Aux Etats-Unis, à côté de l’interminable feuilleton de l’accord avec la Chine et du classique rendez-vous de la Fed, il faut s’intéresser à la campagne présidentielle au sein du Parti démocrate. Il devient nécessaire de suivre la montée en puissance de Pete Buttigieg. En France, le débat sur les retraites pointe une fois encore le niveau très élevé des dépenses sociales publiques. Mais est-ce complétement le bon indicateur ?

Parlons des Etats-Unis, puisque ce qui se passe là-bas est souvent le Deus ex machina des marchés. Trois points sont à noter ce matin.

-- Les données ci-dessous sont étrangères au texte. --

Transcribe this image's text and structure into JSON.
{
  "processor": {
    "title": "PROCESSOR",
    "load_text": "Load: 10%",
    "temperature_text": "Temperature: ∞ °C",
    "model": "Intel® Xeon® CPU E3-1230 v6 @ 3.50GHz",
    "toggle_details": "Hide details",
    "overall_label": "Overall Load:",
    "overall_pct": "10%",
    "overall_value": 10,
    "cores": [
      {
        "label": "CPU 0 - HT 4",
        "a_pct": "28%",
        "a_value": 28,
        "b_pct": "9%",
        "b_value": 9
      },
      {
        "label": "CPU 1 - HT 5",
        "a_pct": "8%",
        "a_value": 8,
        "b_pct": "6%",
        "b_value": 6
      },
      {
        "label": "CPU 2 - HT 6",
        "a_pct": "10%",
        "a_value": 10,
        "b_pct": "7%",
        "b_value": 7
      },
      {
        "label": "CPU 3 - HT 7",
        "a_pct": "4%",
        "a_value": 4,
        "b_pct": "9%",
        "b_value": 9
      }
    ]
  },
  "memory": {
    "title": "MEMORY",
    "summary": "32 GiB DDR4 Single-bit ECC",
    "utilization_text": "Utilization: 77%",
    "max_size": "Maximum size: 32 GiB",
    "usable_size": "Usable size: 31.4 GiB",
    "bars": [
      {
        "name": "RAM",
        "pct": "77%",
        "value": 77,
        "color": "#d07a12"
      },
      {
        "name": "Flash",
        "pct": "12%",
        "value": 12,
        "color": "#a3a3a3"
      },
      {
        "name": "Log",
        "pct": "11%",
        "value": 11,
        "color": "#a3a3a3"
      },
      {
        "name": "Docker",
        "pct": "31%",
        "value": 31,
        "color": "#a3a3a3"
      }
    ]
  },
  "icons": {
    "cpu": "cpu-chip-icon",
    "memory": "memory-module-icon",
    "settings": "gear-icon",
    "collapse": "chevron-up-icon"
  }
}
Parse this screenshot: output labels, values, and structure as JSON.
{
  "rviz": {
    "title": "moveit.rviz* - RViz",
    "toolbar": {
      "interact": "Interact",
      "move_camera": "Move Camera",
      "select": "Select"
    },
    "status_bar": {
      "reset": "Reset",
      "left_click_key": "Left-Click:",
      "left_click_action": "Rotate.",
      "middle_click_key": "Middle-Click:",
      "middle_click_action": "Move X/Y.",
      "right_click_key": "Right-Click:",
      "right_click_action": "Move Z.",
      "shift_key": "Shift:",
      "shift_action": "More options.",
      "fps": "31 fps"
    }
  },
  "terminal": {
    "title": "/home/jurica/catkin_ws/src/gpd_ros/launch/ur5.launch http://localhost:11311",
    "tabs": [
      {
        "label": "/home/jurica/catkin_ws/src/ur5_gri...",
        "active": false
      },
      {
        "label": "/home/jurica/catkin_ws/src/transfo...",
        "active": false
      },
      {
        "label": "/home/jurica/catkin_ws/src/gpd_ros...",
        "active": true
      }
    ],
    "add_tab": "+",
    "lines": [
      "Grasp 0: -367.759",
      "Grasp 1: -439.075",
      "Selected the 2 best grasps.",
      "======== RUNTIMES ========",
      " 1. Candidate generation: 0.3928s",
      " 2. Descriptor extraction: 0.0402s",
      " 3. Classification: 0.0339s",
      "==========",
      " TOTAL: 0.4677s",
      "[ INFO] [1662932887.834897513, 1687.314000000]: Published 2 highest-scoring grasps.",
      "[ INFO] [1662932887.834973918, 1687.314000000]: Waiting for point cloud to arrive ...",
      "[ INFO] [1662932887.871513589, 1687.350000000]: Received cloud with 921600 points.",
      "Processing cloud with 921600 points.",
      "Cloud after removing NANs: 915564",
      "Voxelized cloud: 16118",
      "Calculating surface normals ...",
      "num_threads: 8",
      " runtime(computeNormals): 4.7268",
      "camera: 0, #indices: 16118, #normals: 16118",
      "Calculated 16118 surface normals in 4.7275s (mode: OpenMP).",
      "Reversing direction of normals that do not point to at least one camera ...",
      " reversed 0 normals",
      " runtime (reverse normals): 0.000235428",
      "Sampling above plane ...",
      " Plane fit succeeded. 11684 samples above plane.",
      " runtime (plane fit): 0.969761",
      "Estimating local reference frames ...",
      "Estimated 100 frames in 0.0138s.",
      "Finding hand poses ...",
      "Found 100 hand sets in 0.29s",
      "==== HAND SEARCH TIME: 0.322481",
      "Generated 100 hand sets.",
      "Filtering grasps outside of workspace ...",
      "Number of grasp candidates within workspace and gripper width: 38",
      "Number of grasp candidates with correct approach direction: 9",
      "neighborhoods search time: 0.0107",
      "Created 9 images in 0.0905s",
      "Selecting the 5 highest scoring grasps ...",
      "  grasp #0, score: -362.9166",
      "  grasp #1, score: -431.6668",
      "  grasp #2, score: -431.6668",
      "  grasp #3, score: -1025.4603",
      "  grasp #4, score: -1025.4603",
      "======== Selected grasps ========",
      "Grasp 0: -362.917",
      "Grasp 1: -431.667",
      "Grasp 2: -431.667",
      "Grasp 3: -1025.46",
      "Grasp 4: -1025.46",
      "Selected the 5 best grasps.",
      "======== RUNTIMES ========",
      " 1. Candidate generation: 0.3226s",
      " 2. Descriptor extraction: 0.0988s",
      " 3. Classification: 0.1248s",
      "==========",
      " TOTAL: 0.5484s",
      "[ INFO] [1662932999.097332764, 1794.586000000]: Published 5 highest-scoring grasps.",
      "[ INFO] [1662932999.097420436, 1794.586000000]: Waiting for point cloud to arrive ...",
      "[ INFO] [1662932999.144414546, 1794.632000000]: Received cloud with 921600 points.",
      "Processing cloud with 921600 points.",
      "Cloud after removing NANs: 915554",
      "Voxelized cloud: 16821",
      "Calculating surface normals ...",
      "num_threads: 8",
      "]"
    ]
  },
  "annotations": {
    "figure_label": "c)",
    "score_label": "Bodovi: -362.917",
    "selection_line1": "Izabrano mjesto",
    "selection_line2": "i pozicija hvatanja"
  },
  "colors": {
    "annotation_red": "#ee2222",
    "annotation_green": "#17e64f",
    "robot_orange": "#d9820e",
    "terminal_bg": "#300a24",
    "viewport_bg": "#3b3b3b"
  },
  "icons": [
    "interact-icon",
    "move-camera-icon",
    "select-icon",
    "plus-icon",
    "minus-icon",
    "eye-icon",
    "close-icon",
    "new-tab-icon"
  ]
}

D’abord, et avant tout, là où on en est du dossier des relations sino-américaines. La date du 15 décembre, à laquelle le Président Trump doit imposer 15% de surtaxes sur environ 160 milliards de dollars d’importations chinoises, arrive « à grands pas ». Le choix des possibles est simple :

  • la sur-taxation a lieu ;
  • un accord est signé d’ici là ;
  • la décision est reportée.

L’option 1 est jugée peu réaliste ; elle n’est pas alignée avec les intérêts bien compris de chacun des deux camps : ne pas prendre de risque avec la croissance économique des prochains trimestres. L’option 2 semble hors d’atteinte à aujourd’hui ; au moins au vu de l’information disponible. Reste alors l’option 3. Le marché donne d’ailleurs du sens aux signes allant dans ce sens. Qu’il s’agisse des propos du secrétaire américain à l’Agriculture, Sonny Perdue, qui attend un geste de Pékin pour éviter un « passage à l’acte » dimanche prochain, ou des éléments de langage des officiels chinois qui évoquent la suppression de la menace du 15 décembre comme une étape permettant de régler les points en suspens.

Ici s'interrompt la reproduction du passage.